Neuer elogiou a contratação de Sommer e garantiu que não teve nenhum problema com a chegada de um jogador de tanto status para competir com ele. “Eu sou a pessoa mais feliz do mundo quando Sven Ulreich (outro reserva) vai bem, como ele sempre ficou por mim. Quando Yann foi contratado, eu disse aos chefes que não tinha problema nenhum com isso. Eu acho que é bom ter dois grandes goleiros. Sou um cara de equipe. É importante para mim o que acontece com o Bayern. Eu vejo o contexto geral, não penso apenas em mim e na minha dor. Tenho uma vocação, tenho um emprego. Sou uma parte importante do time e também uma parte importante do clube e quero que o clube e o time sejam o mais bem sucedidos que puderem. Isso é o mais importante para mim”, afirmou.
“Conheço Yann há muito tempo e sei que ele é uma pessoa legal – e um bom goleiro. O clube encontrou uma grande solução. Era importante para mim que houvesse alguém lá e que eu não precisasse me preocupar. Sven Ulreich também teria feito um excelente trabalho. Mas, para mim, foi uma reação natural. É quem eu sou. Todos nos beneficiamos quando o time e o clube são bem sucedidos. Até eu, sentado em casa de muletas”, acrescentou.

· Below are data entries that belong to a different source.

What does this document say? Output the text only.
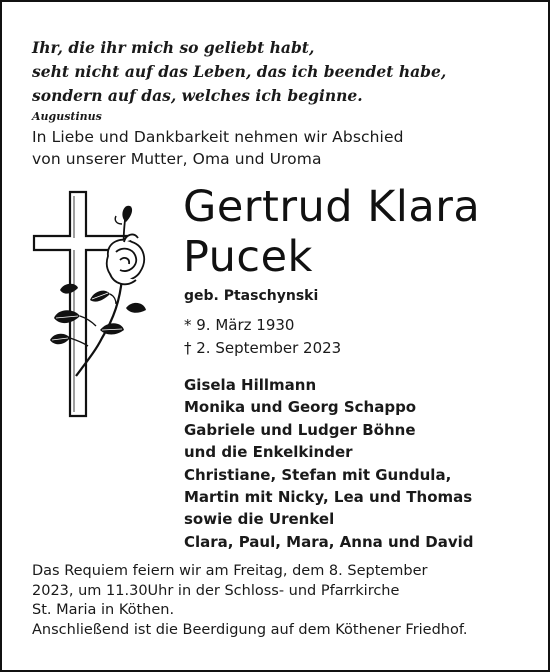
Ihr, die ihr mich so geliebt habt,
seht nicht auf das Leben, das ich beendet habe,
sondern auf das, welches ich beginne.
Augustinus
In Liebe und Dankbarkeit nehmen wir Abschied
von unserer Mutter, Oma und Uroma
Gertrud Klara
Pucek
geb. Ptaschynski
* 9. März 1930
† 2. September 2023
Gisela Hillmann
Monika und Georg Schappo
Gabriele und Ludger Böhne
und die Enkelkinder
Christiane, Stefan mit Gundula,
Martin mit Nicky, Lea und Thomas
sowie die Urenkel
Clara, Paul, Mara, Anna und David
Das Requiem feiern wir am Freitag, dem 8. September
2023, um 11.30Uhr in der Schloss- und Pfarrkirche
St. Maria in Köthen.
Anschließend ist die Beerdigung auf dem Köthener Friedhof.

Neuer contou também como passou a notícia ao clube, depois da sua cirurgia. “Eu coloquei uma foto no nosso grupo de WhatsApp e pedi desculpas. Eu também liguei para as pessoas no comando, pedi desculpas para eles. Não sou um covarde que se esconde. Eu expliquei tudo, incluindo o contexto. Eles ficaram em choque. Ninguém conseguia dizer nada em um primeiro momento. Talvez por isso tenham ficado um pouco reservados comigo. Eu consegui entender. Depois da Copa do Mundo, não foi fácil para o clube lidar com a decepção dos jogadores”, encerrou.